Movies

Lea Seydoux to Star in French Period Thriller ‘Party of Fools’ (EXCLUSIVE)

Lea Seydoux, the French star of Wes Anderson’s “The French Dispatch,” will headline “Party of Fools” (“Le Bal des Folles”), a high-profile period drama-thriller to be directed by Arnaud des Pallières.

The female-driven movie is produced by two of France’s biggest producers, Philippe Rousselet and Jonathan Blumental, at the Paris-based company Prelude. The pair previously teamed on Michel Hazanavicius’s “The Lost Prince” with Omar Sy.

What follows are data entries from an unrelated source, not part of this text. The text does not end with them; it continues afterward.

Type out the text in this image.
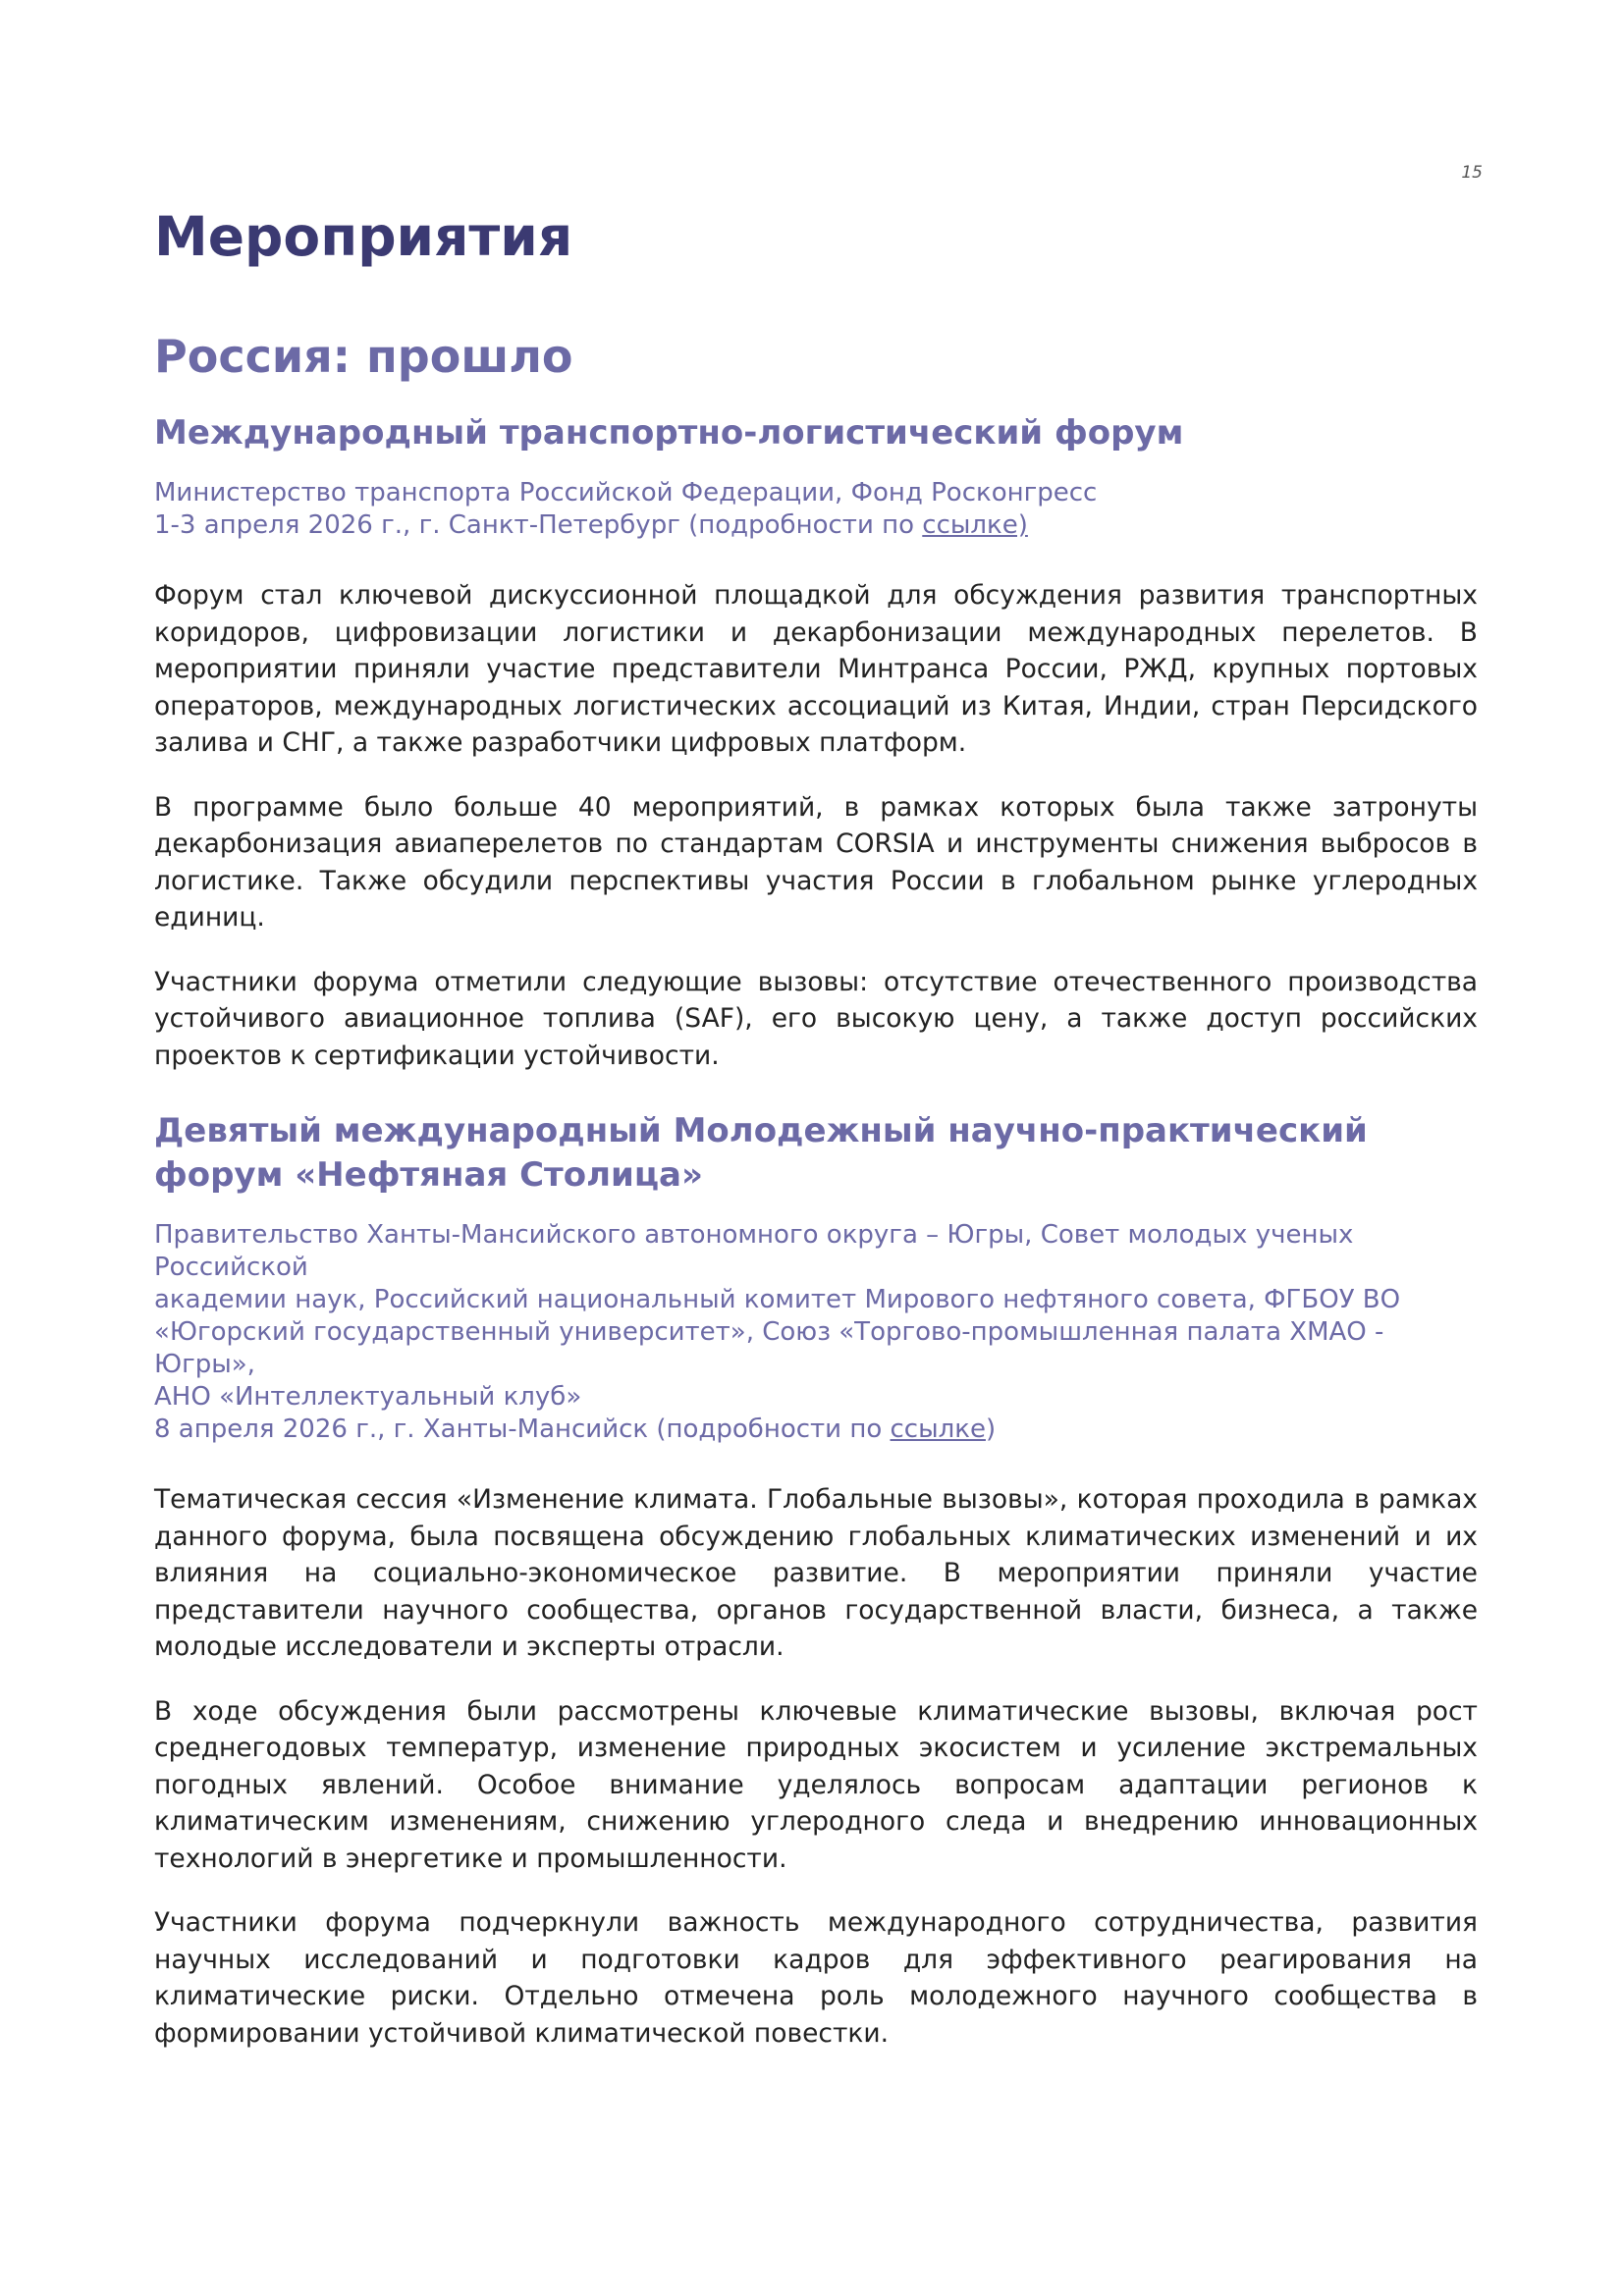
15
Мероприятия
Россия: прошло
Международный транспортно-логистический форум
Министерство транспорта Российской Федерации, Фонд Росконгресс
1-3 апреля 2026 г., г. Санкт-Петербург (подробности по ссылке)

Форум стал ключевой дискуссионной площадкой для обсуждения развития транспортных коридоров, цифровизации логистики и декарбонизации международных перелетов. В мероприятии приняли участие представители Минтранса России, РЖД, крупных портовых операторов, международных логистических ассоциаций из Китая, Индии, стран Персидского залива и СНГ, а также разработчики цифровых платформ.

В программе было больше 40 мероприятий, в рамках которых была также затронуты декарбонизация авиаперелетов по стандартам CORSIA и инструменты снижения выбросов в логистике. Также обсудили перспективы участия России в глобальном рынке углеродных единиц.

Участники форума отметили следующие вызовы: отсутствие отечественного производства устойчивого авиационное топлива (SAF), его высокую цену, а также доступ российских проектов к сертификации устойчивости.

Девятый международный Молодежный научно-практический
форум «Нефтяная Столица»
Правительство Ханты-Мансийского автономного округа – Югры, Совет молодых ученых Российской
академии наук, Российский национальный комитет Мирового нефтяного совета, ФГБОУ ВО
«Югорский государственный университет», Союз «Торгово-промышленная палата ХМАО - Югры»,
АНО «Интеллектуальный клуб»
8 апреля 2026 г., г. Ханты-Мансийск (подробности по ссылке)

Тематическая сессия «Изменение климата. Глобальные вызовы», которая проходила в рамках данного форума, была посвящена обсуждению глобальных климатических изменений и их влияния на социально-экономическое развитие. В мероприятии приняли участие представители научного сообщества, органов государственной власти, бизнеса, а также молодые исследователи и эксперты отрасли.

В ходе обсуждения были рассмотрены ключевые климатические вызовы, включая рост среднегодовых температур, изменение природных экосистем и усиление экстремальных погодных явлений. Особое внимание уделялось вопросам адаптации регионов к климатическим изменениям, снижению углеродного следа и внедрению инновационных технологий в энергетике и промышленности.

Участники форума подчеркнули важность международного сотрудничества, развития научных исследований и подготовки кадров для эффективного реагирования на климатические риски. Отдельно отмечена роль молодежного научного сообщества в формировании устойчивой климатической повестки.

“Party of Fools,” which is the first high-profile, big-budget project to be announced since the start of the coronavirus crisis, is expected to begin shooting at the end of 2020 or early 2021.

Written for the screen by Arnaud des Pallières and Christelle Berthevas, the film is set during the Paris Carnival in 1893 and is based on true historical events and characters. It takes place at the Pitié Salpétrière mental institution for women, which is rendered the epicenter of an elaborate ball where politicians, artists and socialites all come together to partake in a raucous night of festivities.

Seydoux will star as Fanni, one of 150 female patients who have been selected from among 4,500 to take part in the ball due to their good behavior and looks. However, as the night unfolds, Fanni has just one goal in mind — to find her mother among the crowd and escape.

Rousselet said the film has been developed over the last two years. Des Pallières, whose credits include “Michael Kohlhaas,” was approached to bring an “auteur” dimension to the project. Rousselet’s roster also includes Sian Heder’s “Coda,” the English-language remake of the French smash hit “La Famille Belier,” starring Emilia Jones, and an ambitious mini-series retelling the devastating fire that ripped through the Notre-Dame cathedral in Paris.

Besides “The French Dispatch, Seydoux, who is repped by Gregory Weill at Adequat, will next be seen in the upcoming James Bond feature “No Time To Die,” directed by Cary Fukunaga, as well as Ildikò Enyedi’s “The Story of My Wife.”

Another film set against the same historical backdrop of the Pitié Salpétrière psychiatric hospital, called “The Mad Women’s Ball” and directed by Melanie Laurent (“Gaveston”), is currently being developed by Alain Goldman’s Legende Films. This film, however, is based on Victoria Mas’s novel and has a different plot from Des Pallières’s upcoming movie.